Among these, there’s Git, a wildly popular revision control tool. With Git, it allows a wide range of operations that keep track of what someone has done and can easily combine a team’s work. Here are a few noticeable operations:
Branches
With branches, each one of the contributors can work on their version of the code. Branches are made to have a separate history from the point where this branch originated from. Branches are not the same as making a copy of the project (repo). It is a separate version of the original that has a different history. This way of storing different versions is much more efficient if the project is huge but the change is minor.
Rollback
Since Git stores the history of the repo, it allows going back to an earlier version if something goes wrong. Checkpoints are made using commits, these store the minimal difference between the current state and the state of the last checkpoint. Each commit will have a message, which can be useful to describe what has been changed and why it was changed. It also stores who made the commit.
Diff
Being able to compare two different states of the repo and find the minimal changes is not as straightforward as you think. However, it is an important part of allowing magic-like collaboration operations. Diff is also useful to understand and approve changes by highlighting the elements that have been changed.
Merge
As diff provides the minimal changes between two stages, it makes comparing and combining two pieces of work manageable. If the minimal changes between two branches are not at the same place, there's no conflict and the work can be combined. However, if the same place has two different changes, it can still be resolved easily by manually comparing what has been altered.
Git gives control to text, but what can control data structures?
From my experience, Git does provide a good tool for collaboration and managing changes in a project. Data governance can benefit by adopting the same principles as Git. However, Git is a tool designed to compare text, which is how code is written down, it will not work for data structures that are not text.
Text is a list structure and Git compares changes line by line. On the other hand, data can be in tabular format, which consists of not just rows but columns. Or data can be in JSON format, which is a key-value pair structure. Both of them do not work well with Git. Imagine if you delete a column in a CSV, git will think you changed the whole table as changes are scattered across all the lines. Or imagine scrambling up the order of objects in a JSON file, nothing changes for the key-value pairs but Git will think you changed the whole file.
Better data governance requires a database with revision control
Git is not designed to store and manage data. What we need is a database with revision control functionalities. There are many (and more coming) databases that are trying to achieve that.
One among them would be TermiunsDB, which is a knowledge graph database by nature. Being a graph database, TerminusDB is flexible in the way it stores data and with the proper schema, it already provides the foundation to build a “commit-tree” that allows branch and rollback.

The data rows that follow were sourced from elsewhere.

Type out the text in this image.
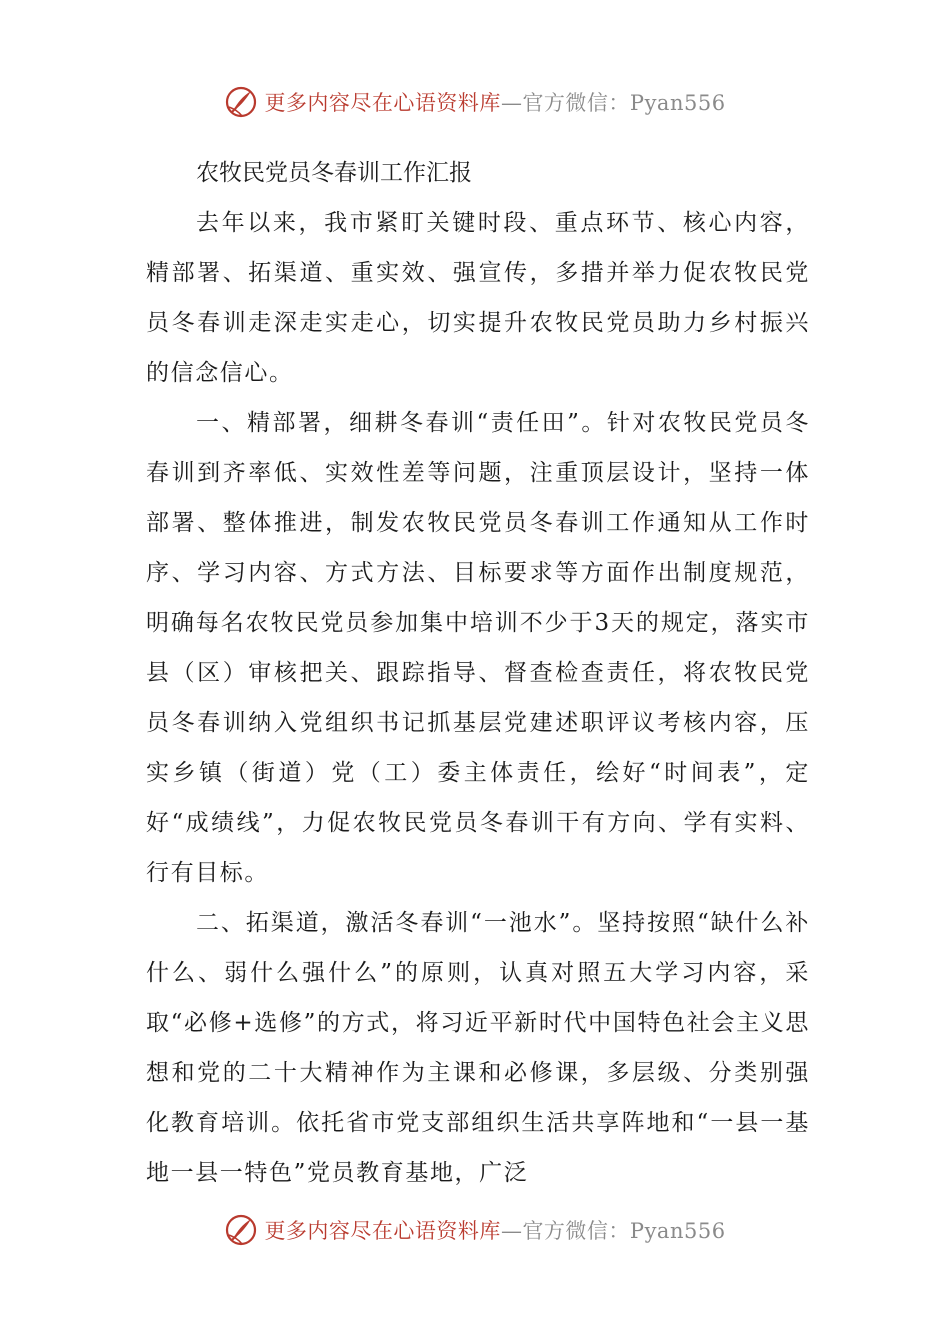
更多内容尽在心语资料库—官方微信：Pyan556
农牧民党员冬春训工作汇报

去年以来，我市紧盯关键时段、重点环节、核心内容，精部署、拓渠道、重实效、强宣传，多措并举力促农牧民党员冬春训走深走实走心，切实提升农牧民党员助力乡村振兴的信念信心。

一、精部署，细耕冬春训“责任田”。针对农牧民党员冬春训到齐率低、实效性差等问题，注重顶层设计，坚持一体部署、整体推进，制发农牧民党员冬春训工作通知从工作时序、学习内容、方式方法、目标要求等方面作出制度规范，明确每名农牧民党员参加集中培训不少于3天的规定，落实市县（区）审核把关、跟踪指导、督查检查责任，将农牧民党员冬春训纳入党组织书记抓基层党建述职评议考核内容，压实乡镇（街道）党（工）委主体责任，绘好“时间表”，定好“成绩线”，力促农牧民党员冬春训干有方向、学有实料、行有目标。

二、拓渠道，激活冬春训“一池水”。坚持按照“缺什么补什么、弱什么强什么”的原则，认真对照五大学习内容，采取“必修+选修”的方式，将习近平新时代中国特色社会主义思想和党的二十大精神作为主课和必修课，多层级、分类别强化教育培训。依托省市党支部组织生活共享阵地和“一县一基地一县一特色”党员教育基地，广泛

更多内容尽在心语资料库—官方微信：Pyan556
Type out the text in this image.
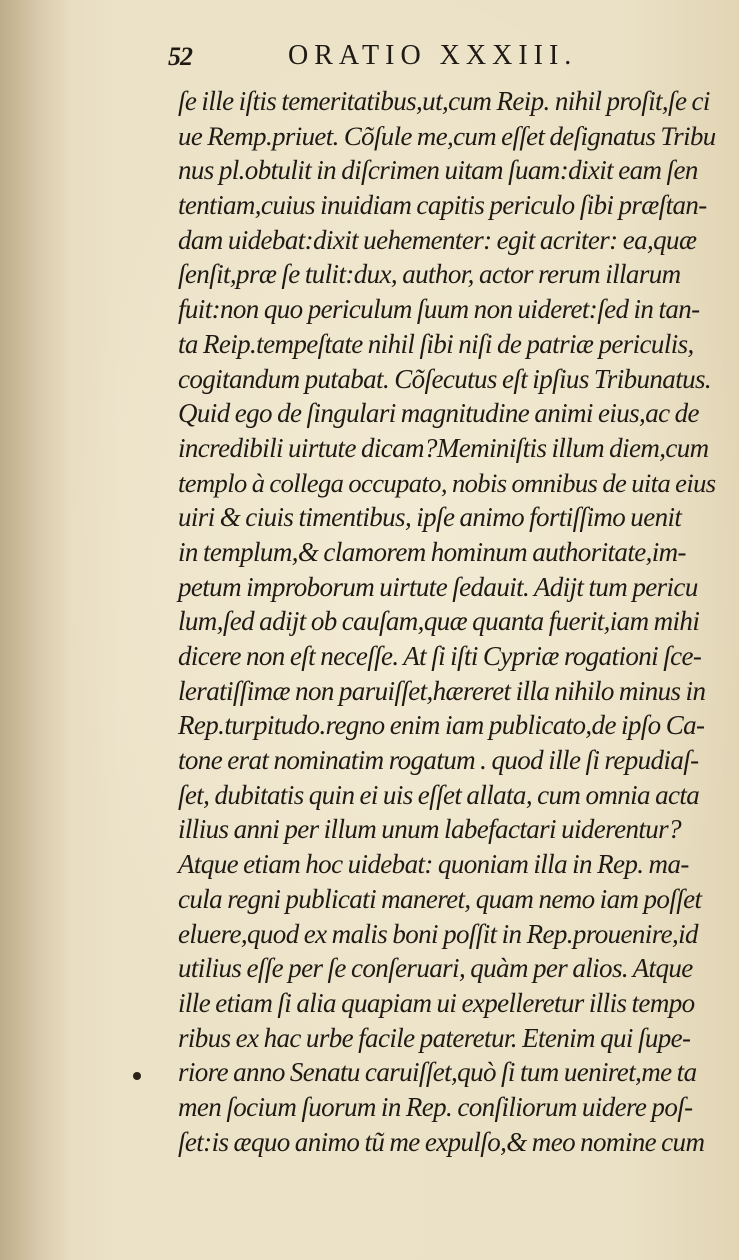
52	ORATIO XXXIII.
ſe ille iſtis temeritatibus,ut,cum Reip. nihil proſit,ſe ci
ue Remp.priuet. Cõſule me,cum eſſet deſignatus Tribu
nus pl.obtulit in diſcrimen uitam ſuam:dixit eam ſen
tentiam,cuius inuidiam capitis periculo ſibi præſtan-
dam uidebat:dixit uehementer: egit acriter: ea,quæ
ſenſit,præ ſe tulit:dux, author, actor rerum illarum
fuit:non quo periculum ſuum non uideret:ſed in tan-
ta Reip.tempeſtate nihil ſibi niſi de patriæ periculis,
cogitandum putabat. Cõſecutus eſt ipſius Tribunatus.
Quid ego de ſingulari magnitudine animi eius,ac de
incredibili uirtute dicam?Meminiſtis illum diem,cum
templo à collega occupato, nobis omnibus de uita eius
uiri & ciuis timentibus, ipſe animo fortiſſimo uenit
in templum,& clamorem hominum authoritate,im-
petum improborum uirtute ſedauit. Adijt tum pericu
lum,ſed adijt ob cauſam,quæ quanta fuerit,iam mihi
dicere non eſt neceſſe. At ſi iſti Cypriæ rogationi ſce-
leratiſſimæ non paruiſſet,hæreret illa nihilo minus in
Rep.turpitudo.regno enim iam publicato,de ipſo Ca-
tone erat nominatim rogatum . quod ille ſi repudiaſ-
ſet, dubitatis quin ei uis eſſet allata, cum omnia acta
illius anni per illum unum labefactari uiderentur?
Atque etiam hoc uidebat: quoniam illa in Rep. ma-
cula regni publicati maneret, quam nemo iam poſſet
eluere,quod ex malis boni poſſit in Rep.prouenire,id
utilius eſſe per ſe conſeruari, quàm per alios. Atque
ille etiam ſi alia quapiam ui expelleretur illis tempo
ribus ex hac urbe facile pateretur. Etenim qui ſupe-
riore anno Senatu caruiſſet,quò ſi tum ueniret,me ta
men ſocium ſuorum in Rep. conſiliorum uidere poſ-
ſet:is æquo animo tũ me expulſo,& meo nomine cum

Moving forward, to achieve Git-like operations for structured data to provide better data governance, we need more than the ability to branch and rollback. We need an efficient way to compare differences and combine data. Right now, diff and patch are available in TerminusDB and as an open API. It aims to provide a better solution for comparing data in JSON format and gives users the ability to perform a number of patch operations. Table diffs have also been developed, which proved to be incredibly difficult, and will be integrated into our products. With efficient data diffs, merge capabilities are right at the doorstep.
This is an exciting time for technology. We have more application and AI power with our ability to make use of large amounts of data. What we need at this time is a way to govern data with better workflows that provide efficient and secure ways to collaborate and share data. Revision control has proven its benefits in software development, especially in open-source projects, it may be the right tool that we need in this data-driven world of technology.